Ama ben Erman'a birader diyorum, kardeş anlamında yani.
Kardeş özlemimizi de bu şekilde gidermiş oluyoruz
Öte yandan Hüseyin Aksu Başkanımızla da seçim vesilesiyle 1 ay birlikte çalıştık.
Kusura bakmasınlar ne ona ne de onun ekibindeki hiçkimseye hiçbirşey demiyorum!..
Uzak dursunlar benden, başka hiçbirşey istemem.
Zaten oldukça da uzağız, yakınlaşmayı da düşünmüyorum, düşünmüyorlar.
Onlara "Yazıklar Olsun" grubu adını taktım!..
Hiçbiriyle işim olmaz!..
Sanki oy pusulasından Aksu'nun adını ben kaldırdım ve oylarını ben saymadım!
Ahmet ağabeyimiz var bir de Sn.
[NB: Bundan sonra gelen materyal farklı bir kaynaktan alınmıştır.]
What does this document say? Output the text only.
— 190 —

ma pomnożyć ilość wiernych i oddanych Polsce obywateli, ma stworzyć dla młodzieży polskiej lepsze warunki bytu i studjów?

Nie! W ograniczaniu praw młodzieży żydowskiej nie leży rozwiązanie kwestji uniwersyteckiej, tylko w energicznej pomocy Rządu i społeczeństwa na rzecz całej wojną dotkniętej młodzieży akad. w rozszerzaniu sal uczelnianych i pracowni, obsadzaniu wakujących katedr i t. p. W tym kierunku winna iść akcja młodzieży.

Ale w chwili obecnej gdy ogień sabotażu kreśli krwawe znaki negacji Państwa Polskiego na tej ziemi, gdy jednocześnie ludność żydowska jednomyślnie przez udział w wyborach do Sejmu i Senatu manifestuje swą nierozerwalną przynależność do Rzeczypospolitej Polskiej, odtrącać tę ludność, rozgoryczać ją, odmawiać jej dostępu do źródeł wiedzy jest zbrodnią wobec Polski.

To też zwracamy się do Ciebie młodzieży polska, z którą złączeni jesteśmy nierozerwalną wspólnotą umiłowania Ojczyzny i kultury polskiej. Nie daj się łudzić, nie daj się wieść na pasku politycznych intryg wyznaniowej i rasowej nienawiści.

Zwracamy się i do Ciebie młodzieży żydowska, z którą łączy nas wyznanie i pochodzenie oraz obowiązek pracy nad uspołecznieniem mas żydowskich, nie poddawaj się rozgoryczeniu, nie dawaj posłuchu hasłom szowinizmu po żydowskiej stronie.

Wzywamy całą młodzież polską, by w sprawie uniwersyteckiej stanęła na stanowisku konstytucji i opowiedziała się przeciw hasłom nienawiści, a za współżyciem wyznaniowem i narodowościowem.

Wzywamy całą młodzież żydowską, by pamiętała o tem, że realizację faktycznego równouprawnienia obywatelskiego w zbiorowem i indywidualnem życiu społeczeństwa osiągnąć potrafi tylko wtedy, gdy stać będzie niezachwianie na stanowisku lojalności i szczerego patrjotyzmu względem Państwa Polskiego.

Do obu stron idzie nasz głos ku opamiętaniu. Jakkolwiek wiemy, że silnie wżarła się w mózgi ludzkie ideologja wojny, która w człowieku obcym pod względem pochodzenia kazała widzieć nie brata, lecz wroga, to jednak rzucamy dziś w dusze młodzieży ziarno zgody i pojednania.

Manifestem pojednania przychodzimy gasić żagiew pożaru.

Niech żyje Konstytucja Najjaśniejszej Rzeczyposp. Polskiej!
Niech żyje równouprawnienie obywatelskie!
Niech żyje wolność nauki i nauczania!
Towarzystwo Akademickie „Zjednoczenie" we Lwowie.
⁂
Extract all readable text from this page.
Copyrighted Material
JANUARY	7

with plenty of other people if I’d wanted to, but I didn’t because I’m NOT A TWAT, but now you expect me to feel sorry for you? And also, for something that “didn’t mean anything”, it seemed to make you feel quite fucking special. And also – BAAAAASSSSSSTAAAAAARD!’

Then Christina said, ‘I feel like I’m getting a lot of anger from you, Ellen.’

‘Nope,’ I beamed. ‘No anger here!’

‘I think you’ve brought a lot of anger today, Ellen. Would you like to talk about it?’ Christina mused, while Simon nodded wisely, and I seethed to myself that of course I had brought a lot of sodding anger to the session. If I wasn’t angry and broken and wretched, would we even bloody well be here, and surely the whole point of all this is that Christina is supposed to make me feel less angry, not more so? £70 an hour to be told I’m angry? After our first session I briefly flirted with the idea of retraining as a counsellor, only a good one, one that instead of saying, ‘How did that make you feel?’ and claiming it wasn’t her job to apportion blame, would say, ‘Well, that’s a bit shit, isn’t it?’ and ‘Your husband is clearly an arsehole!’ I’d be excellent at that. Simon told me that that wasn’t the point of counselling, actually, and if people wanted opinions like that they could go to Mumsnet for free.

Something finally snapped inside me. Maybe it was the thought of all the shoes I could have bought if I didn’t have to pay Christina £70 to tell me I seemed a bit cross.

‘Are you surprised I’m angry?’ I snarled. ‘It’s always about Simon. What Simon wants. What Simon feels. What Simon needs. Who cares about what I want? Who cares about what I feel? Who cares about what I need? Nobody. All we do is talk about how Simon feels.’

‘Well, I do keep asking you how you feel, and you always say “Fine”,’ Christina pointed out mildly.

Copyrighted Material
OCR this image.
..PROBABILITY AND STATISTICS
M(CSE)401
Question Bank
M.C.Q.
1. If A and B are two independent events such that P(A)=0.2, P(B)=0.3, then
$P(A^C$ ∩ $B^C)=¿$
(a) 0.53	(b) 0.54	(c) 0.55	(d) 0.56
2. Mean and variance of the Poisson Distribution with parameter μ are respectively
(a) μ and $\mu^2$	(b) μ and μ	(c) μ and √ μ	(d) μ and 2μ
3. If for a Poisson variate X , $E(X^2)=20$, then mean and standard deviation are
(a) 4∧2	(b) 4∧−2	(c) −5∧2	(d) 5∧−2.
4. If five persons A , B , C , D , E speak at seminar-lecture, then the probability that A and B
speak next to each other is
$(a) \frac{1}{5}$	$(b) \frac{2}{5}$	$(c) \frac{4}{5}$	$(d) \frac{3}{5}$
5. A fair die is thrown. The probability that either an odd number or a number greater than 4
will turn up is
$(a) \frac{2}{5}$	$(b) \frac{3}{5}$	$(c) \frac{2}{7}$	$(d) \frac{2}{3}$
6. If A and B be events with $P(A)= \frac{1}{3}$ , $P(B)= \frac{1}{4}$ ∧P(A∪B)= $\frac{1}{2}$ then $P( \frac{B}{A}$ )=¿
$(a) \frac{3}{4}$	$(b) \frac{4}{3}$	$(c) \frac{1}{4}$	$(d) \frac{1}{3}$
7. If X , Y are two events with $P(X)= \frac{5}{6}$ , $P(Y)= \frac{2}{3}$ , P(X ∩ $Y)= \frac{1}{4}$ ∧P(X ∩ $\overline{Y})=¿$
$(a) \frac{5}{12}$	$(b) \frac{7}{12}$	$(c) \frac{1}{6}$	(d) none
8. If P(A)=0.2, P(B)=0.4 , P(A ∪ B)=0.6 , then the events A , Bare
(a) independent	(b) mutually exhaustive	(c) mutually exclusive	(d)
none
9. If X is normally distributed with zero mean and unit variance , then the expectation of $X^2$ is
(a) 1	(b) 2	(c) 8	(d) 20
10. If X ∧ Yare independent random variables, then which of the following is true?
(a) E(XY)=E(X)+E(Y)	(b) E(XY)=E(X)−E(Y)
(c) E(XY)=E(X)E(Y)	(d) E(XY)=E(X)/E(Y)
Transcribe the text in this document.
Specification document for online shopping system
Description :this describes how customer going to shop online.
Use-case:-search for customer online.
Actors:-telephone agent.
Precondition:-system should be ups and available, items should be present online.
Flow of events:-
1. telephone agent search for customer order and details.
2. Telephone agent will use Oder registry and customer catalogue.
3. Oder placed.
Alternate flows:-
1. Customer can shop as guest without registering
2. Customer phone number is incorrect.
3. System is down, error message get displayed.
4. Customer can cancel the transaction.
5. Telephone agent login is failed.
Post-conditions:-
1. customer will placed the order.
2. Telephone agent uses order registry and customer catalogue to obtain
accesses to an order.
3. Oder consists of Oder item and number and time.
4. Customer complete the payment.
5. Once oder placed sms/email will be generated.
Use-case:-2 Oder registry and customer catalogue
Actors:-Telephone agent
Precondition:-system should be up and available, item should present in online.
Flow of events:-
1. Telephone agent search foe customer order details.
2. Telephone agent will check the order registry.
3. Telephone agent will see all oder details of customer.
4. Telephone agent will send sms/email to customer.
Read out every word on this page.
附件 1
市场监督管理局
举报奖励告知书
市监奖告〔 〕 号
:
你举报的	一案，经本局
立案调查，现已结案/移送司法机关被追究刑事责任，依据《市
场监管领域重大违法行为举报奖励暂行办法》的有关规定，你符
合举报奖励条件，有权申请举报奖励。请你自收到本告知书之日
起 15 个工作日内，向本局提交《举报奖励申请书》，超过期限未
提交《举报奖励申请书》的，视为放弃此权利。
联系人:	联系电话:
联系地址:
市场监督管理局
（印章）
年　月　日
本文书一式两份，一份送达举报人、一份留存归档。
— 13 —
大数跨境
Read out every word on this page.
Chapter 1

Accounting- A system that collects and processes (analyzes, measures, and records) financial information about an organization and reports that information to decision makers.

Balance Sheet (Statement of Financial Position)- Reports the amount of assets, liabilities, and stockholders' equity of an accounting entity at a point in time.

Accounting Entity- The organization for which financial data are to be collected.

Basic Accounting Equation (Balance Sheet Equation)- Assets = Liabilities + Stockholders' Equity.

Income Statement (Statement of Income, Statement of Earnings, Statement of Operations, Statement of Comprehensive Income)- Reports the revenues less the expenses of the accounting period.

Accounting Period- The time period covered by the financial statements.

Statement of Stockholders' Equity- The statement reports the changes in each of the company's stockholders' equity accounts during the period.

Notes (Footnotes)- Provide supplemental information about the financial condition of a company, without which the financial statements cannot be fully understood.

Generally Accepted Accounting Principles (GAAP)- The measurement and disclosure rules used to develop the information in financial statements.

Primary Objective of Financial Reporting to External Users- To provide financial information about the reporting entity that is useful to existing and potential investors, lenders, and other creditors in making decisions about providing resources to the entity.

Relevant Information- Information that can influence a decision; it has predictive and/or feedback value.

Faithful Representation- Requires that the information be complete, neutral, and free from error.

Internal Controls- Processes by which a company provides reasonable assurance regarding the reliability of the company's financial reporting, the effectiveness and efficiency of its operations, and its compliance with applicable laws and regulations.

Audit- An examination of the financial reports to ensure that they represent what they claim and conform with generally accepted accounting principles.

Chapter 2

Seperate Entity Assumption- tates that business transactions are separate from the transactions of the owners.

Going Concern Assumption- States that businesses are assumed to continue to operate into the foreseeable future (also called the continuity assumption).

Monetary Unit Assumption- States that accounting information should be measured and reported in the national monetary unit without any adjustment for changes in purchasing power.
Ahmet Gözen'den bahsediyorum, Gazeteciler Cemiyeti'nin değişmez başaktörü, aslında bana göre Başkanı gibi.
Ona da tam olarak "Abi" diyebilirim.
Bir de Can Ataklı abimiz var ona da birşey diyemiyorum, artık bana çok kızıyor!..
Beni seven ve arada bir görüştüğümüz Can Ataklı'yı bile bana düşman etmişler Aydınlı kavruk gazeteciler ve ne bileyim kimler!..
Ulusal arkadaşlarıma kimbilir neler anlattılar hakkımda
Neler uydurdular ki, böyle oluyor!..
Gelelim toprağım Hasan Debreli'ye, yav Hasan Kardeş hep ağlıyor, hep parasızlıktan yakınıyor, gerçi ben inanmıyorum ama hadi öyle olsun, zira gazetesi düzenli olarak çıkıyor, çıkarttığı gazetenin sadece malzemelerini, donelerini topluyor yapacak olanlara ulaştırıyor ve her aşamasını başkalarına yaptırıyor.
Durum böyle olunca arkasında siyasi bir gücün olduğu apaçık ortadayken sürekli "Para yok" diye ağlaması, beni kuşkulandırıyor ve ona olan güvenimi sarsıyor, o bakımdan ona da Hasan Başkan diyorum, akrabam olarak göremiyorum.
Tam olarak güvenmediğimden böyle oluyor, zaten o da bana güvenmiyor, boş muhabbetten öte gidemedik bugüne kadar. Öyle değilmi Hasan Başkan!.. Ekspres Başkan, Ada Meclisi Başkanım!..
Haydi bakalım ver yeni sayıyı baskıya, sonrası kolay!..
Al paraları cukkala, akşam da rakıyı pompala!..
Bize de, ziyarete geldiğimizde "Votkayla, meyva suyu"nu kakala
Rakı-Balık olsa da, güzelce kafaları çeksek ya orada1..
Aydın'a 2009 yılında geldim, gelmez olaydım
Çakılı kaldım, gidemiyorum da!..
15 yıldan beri samimi olduğumuz ama boş muhabbetten öte gidemediğimiz başka arkadaşlar da var Aydın'da
Onları da gözlerinden öpüyorum, ama dostluklar böyle olmaz, çünkü kullan at dostluklarından kazananlar hep onlar oldu!
Bunlar da kendilerini akıllı, kurnaz zannedenler!..
Samimi olduklarımı yazdım, samimi olmadıklarımı yazmadım
Hoşgörü ve saygıyla kalın
Ne demiş atalarımız: Abdala "kar yağıyor" demişler, "titremeye hazırım" demiş.